Various food-based traps also are for sale. These traps often contain a protein bait, sometimes with the addition of a pheromone (sex attractant) used by flies. As with other traps, they can supplement other controls such as sanitation and exclusion.
Summary of techniques useful for control of flies in and around homes.
**Blow fly (Calliphoridae): Tightly seal garbage containers and remove animal (particularly dog) manure from areas around the home: screen windows in summer. Use fly paper or fly traps.
**House fly (Musca domestica): Tightly seal garbage containers. Screen windows in summer. Use fly paper or traps to attract and capture flies. Spot treatment of room corners with insecticides to kill resting flies.
**Face fly (Musca autumnalis): Seal homes in late summer prior to periods when flies enter to overwinter. Try to limit sources of cattle manure in pastures, particularly in late summer. Treatment with insecticides of exterior walls around openings can further limit movement into homes during late summer.
**Cluster fly (Pollenia spp): Seal the home (particularly upper stories of south and west sides) prior to periods when flies enter in late August and September. Exterior treatment of house walls with effective insecticides can further limit entrance. Aerosol or fogger insecticides can be used to kill actively flying flies.

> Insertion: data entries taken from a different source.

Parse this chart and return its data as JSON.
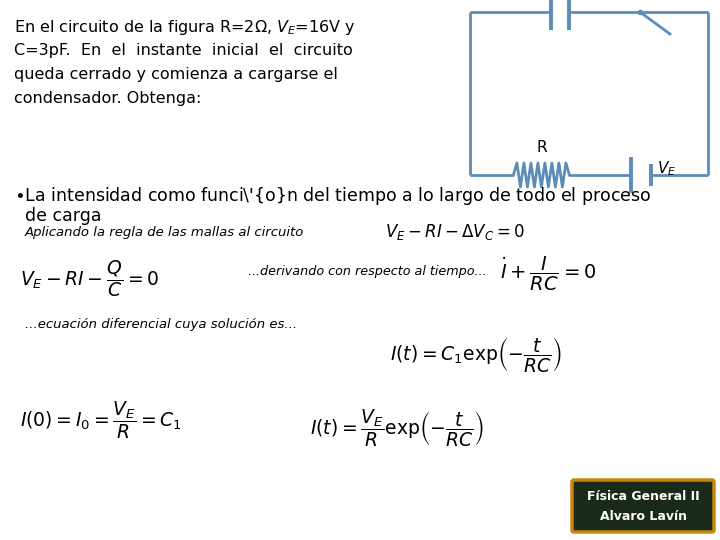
{
  "bg_color": "#ffffff",
  "text_color": "#000000",
  "circuit_color": "#5b8db8",
  "badge_edge_color": "#c8860a",
  "badge_face_color": "#1a2a1a",
  "intro_line1": "En el circuito de la figura R=2$\\Omega$, $V_E$=16V y",
  "intro_line2": "C=3pF.  En  el  instante  inicial  el  circuito",
  "intro_line3": "queda cerrado y comienza a cargarse el",
  "intro_line4": "condensador. Obtenga:",
  "bullet": "\\bullet La intensidad como función del tiempo a lo largo de todo el proceso",
  "bullet2": "de carga",
  "mallas_label": "Aplicando la regla de las mallas al circuito",
  "mallas_eq": "$V_E - RI - \\Delta V_C = 0$",
  "eq1": "$V_E - RI - \\dfrac{Q}{C} = 0$",
  "deriv_label": "...derivando con respecto al tiempo...",
  "eq2": "$\\dot{I} + \\dfrac{I}{RC} = 0$",
  "ode_label": "...ecuación diferencial cuya solución es...",
  "eq3": "$I(t) = C_1 \\exp\\!\\left(-\\dfrac{t}{RC}\\right)$",
  "eq4": "$I(0) = I_0 = \\dfrac{V_E}{R} = C_1$",
  "eq5": "$I(t) = \\dfrac{V_E}{R}\\exp\\!\\left(-\\dfrac{t}{RC}\\right)$",
  "badge_line1": "Física General II",
  "badge_line2": "Alvaro Lavín",
  "fig_w": 7.2,
  "fig_h": 5.4,
  "dpi": 100
}
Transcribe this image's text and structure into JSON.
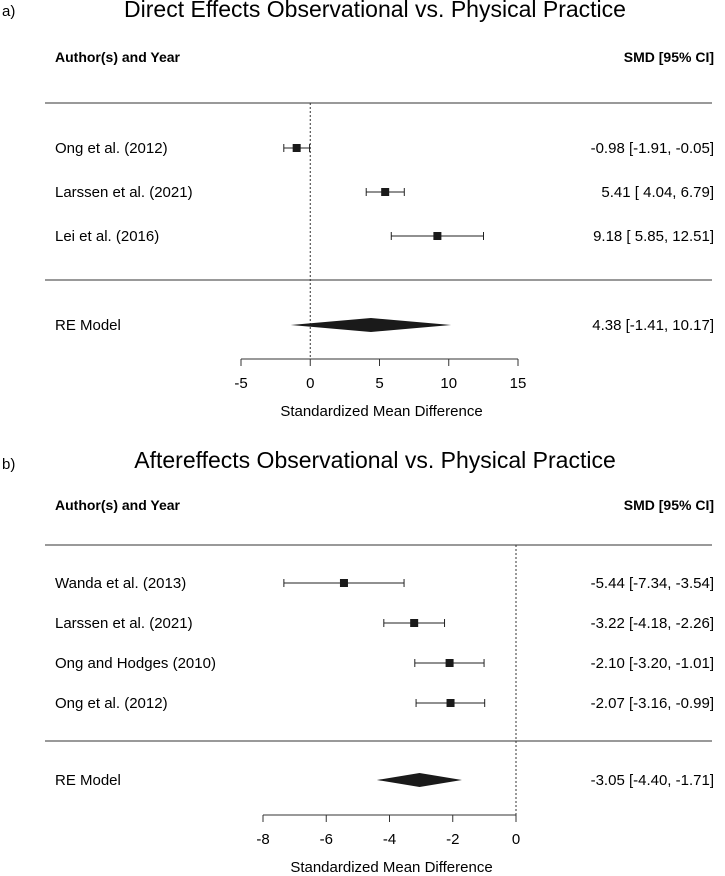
{
  "chart_data": [
    {
      "type": "forest",
      "panel_label": "a)",
      "title": "Direct Effects Observational vs. Physical Practice",
      "header_left": "Author(s) and Year",
      "header_right": "SMD [95% CI]",
      "xlabel": "Standardized Mean Difference",
      "xlim": [
        -5,
        15
      ],
      "ticks": [
        -5,
        0,
        5,
        10,
        15
      ],
      "tick_labels": [
        "-5",
        "0",
        "5",
        "10",
        "15"
      ],
      "reference_line": 0,
      "studies": [
        {
          "label": "Ong et al. (2012)",
          "est": -0.98,
          "lo": -1.91,
          "hi": -0.05,
          "ci_text": "-0.98 [-1.91, -0.05]"
        },
        {
          "label": "Larssen et al. (2021)",
          "est": 5.41,
          "lo": 4.04,
          "hi": 6.79,
          "ci_text": "5.41 [ 4.04,  6.79]"
        },
        {
          "label": "Lei et al. (2016)",
          "est": 9.18,
          "lo": 5.85,
          "hi": 12.51,
          "ci_text": "9.18 [ 5.85, 12.51]"
        }
      ],
      "summary": {
        "label": "RE Model",
        "est": 4.38,
        "lo": -1.41,
        "hi": 10.17,
        "ci_text": "4.38 [-1.41, 10.17]"
      }
    },
    {
      "type": "forest",
      "panel_label": "b)",
      "title": "Aftereffects Observational vs. Physical Practice",
      "header_left": "Author(s) and Year",
      "header_right": "SMD [95% CI]",
      "xlabel": "Standardized Mean Difference",
      "xlim": [
        -8,
        0
      ],
      "ticks": [
        -8,
        -6,
        -4,
        -2,
        0
      ],
      "tick_labels": [
        "-8",
        "-6",
        "-4",
        "-2",
        "0"
      ],
      "reference_line": 0,
      "studies": [
        {
          "label": "Wanda et al. (2013)",
          "est": -5.44,
          "lo": -7.34,
          "hi": -3.54,
          "ci_text": "-5.44 [-7.34, -3.54]"
        },
        {
          "label": "Larssen et al. (2021)",
          "est": -3.22,
          "lo": -4.18,
          "hi": -2.26,
          "ci_text": "-3.22 [-4.18, -2.26]"
        },
        {
          "label": "Ong and Hodges (2010)",
          "est": -2.1,
          "lo": -3.2,
          "hi": -1.01,
          "ci_text": "-2.10 [-3.20, -1.01]"
        },
        {
          "label": "Ong et al. (2012)",
          "est": -2.07,
          "lo": -3.16,
          "hi": -0.99,
          "ci_text": "-2.07 [-3.16, -0.99]"
        }
      ],
      "summary": {
        "label": "RE Model",
        "est": -3.05,
        "lo": -4.4,
        "hi": -1.71,
        "ci_text": "-3.05 [-4.40, -1.71]"
      }
    }
  ]
}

**Fungus gnat (Bradysia spp): Reduce watering of houseplants to allow increased drying and limit development of fungi in the soil on which larval stages feed. Discard rotting bulbs or parts of houseplants that are decaying. Apply houseplant insecticides to the plants and soil surface at frequent (2-4 day) intervals for 2-3 weeks to kill a generation of adult insects.
**Fruit fly (Drosophila spp): Remove sources of breeding which include overripe fruit and fermenting materials like stale beer or soft drinks. Some of these flies may emerge from open sewer drains or standing water that has organic debris in it like a mop pail. Eliminate standing water, if possible. If not possible, pour a small amount (i.e., 1 tablespoon) of vegetable oil down the open drain to create a thin film of oil on the top of the water. Never pour insecticides down the drain! We also recommend using the fruit fly trap on this web site.
**Drain fly (Psychoda spp): If wet conditions from plumbing leaks are permitting fly breeding, correct plumbing problems. To control flies coming out of drains, thoroughly clean pipes out, removing the gelatinous crud that builds up on the inside of pipes. (Do not forget to clean out the garbage disposal.) To help loosen the gelatinous crud, pouring boiling water down the drain may also be helpful. Never pour insecticides down the drain!